Si ce roman m'a fait sourire une ou deux fois, notamment quand
Emmanuel Carrère mentionne la bouche en cul de poule qu'on est obligé de faire quand on prononce la deuxième syllabe du mot Jésus, il m'a surtout agacée à plusieurs reprises à cause de la langue relâchée, voire vulgaire qu'
Emmanuel Carrère semble se croire obligé d'utiliser pour... mais pour quoi au juste? Pour contrebalancer la sacralité de son sujet? Pour faire de la provocation? Parce que s'il avait écrit ainsi dans ses deux romans précédents, je pense que cela m'aurait gênée aussi. Or je n'ai aucun souvenir que ce fut le cas. Quand il se demande si Marie a joui dans sa vie, je trouve ça inutile, voire déplacé. Quand il parle d'une sculpture et qu'il dise "une femme à poil", ça me gêne. Soyons claire, la vulgarité ne me heurte pas si le contexte la rend nécessaire mais pour moi, c'est ici pure provocation, tout comme l'est le choix de certains mots (je ne vais pas en faire la liste, mais elle est assez longue). Je crois que pour moi, la cerise (pourrie) sur le gâteau fut "Ce n'est pas ma came". Vous avez déjà entendu Emmanuel Carrrère dire ça? Moi, jamais.

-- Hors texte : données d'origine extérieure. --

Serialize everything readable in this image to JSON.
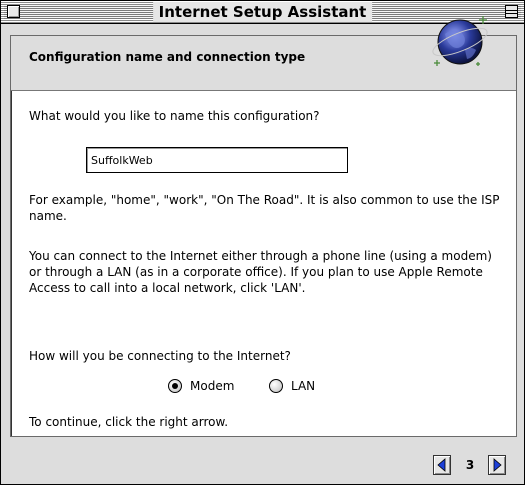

Concernant ce qu'il raconte, je ne vois pas l'intérêt de certains passages. Il nous raconte que son ami Hervé et lui sont allés entendre un porte-parole yougoslave de la Vierge et que ce qu'il disait leur a paru menaçant et froid. Et on passe à autre chose. Mais quel est l'intérêt de le mentionner si ce n'est pas pour nous expliquer ce qui fut dit et sur quoi se fonde cette impression?
Dans
Limonov, les parties que je préférais étaient celles où
Emmanuel Carrère se racontait. Ce ne fut pas le cas ici. J'ai d'ailleurs trouvé le mélange entre sa vie et son sujet, qu'il réussit d'habitude, raté. Pour moi, la sauce n'a pas pris. L'ensemble me semble de ce fait décousu. D'autre part, je n'ai pas toujours cru aux anecdotes qu'il mentionne ou plutôt aux détails qui les font vivre: celle de sa nourrice encombrante et encore pire, celle de l'amie qui invite un clochard qui s'incruste jusque dans son lit.
On sent dans ce livre toute l'ambiguïté qui le lie au sujet de l'un de ses romans précédent, Jean-Claude Romand. On le sent toujours fasciné par cet homme dont on apprend ici qu'il s'est converti au catholicisme et le pratique avec une certaine ferveur. On sent que cet homme qui s'est cousu un manteau de mensonges est un éternel mystère qu'
Emmanuel Carrère ne parvient pas tout à fait à percer mais dans sa façon de comparer la foi nouvelle de cette homme à un autre mensonge, tout en refusant de le faire vraiment, il y a quelque chose qui me dérange. D'ailleurs, j'aimerais bien savoir si Carrère a informé Romand qu'il serait à nouveau présent dans son livre et sous quelle forme. J'ai l'impression que Romand est le personnage récurrent et central de Carrère et qu'il est loin d'en avoir fini avec lui.
Je me suis aussi lassée des "je pense", "j'imagine", "il a dû". A un moment, je n'avais plus envie qu'on m'invente ce qu'a fait Luc.
Dernier point et non des moindres, j'ai eu l'impression de lire un livre à charge contre l'apôtre Paul. Soit c'est l'avis de l'auteur lui-même, soit les historiens et les exégètes le pensent et il n'est pas parvenu à me faire croire que c'est le cas.
Pour finir sur la note positive, je me suis instruite et j'ai apprécié de découvrir les débuts de cette secte qui devînt grande mais surtout du monde romain qui s'appropria la culture grecque dont il sentait la supériorité, j'ai découvert qu'être grec n'était pas lié à la terre où on était né, la promiscuité entre chrétienté et judaïsme qui ne sont que deux frères d'une même famille, le fait que les scènes du Nouveau Testament ne sont que très peu représentées en peinture ou que l'idée de la virginité de Marie n'était pas présente aux débuts du christianisme. J'ai aimé comprendre que les chrétiens ne se sont vraiment démarqués des juifs que lorsqu'être juif devînt dangereux pour eux. Ah, une dernière chose,
Proust est une sorte de fil conducteur dans ce roman. Il n'a aucun rapport avec le thème, mais ça passe bien tout de même. Et puis, avouons-le, il y a quelques moments de grâce, comme cette fille trisomique qui se met à chanter pour Jésus et dont l'innocence et le plaisir parviennent à faire tomber les barrières qu'
Emmanuel Carrère avait décidé d'ériger entre lui et les prières.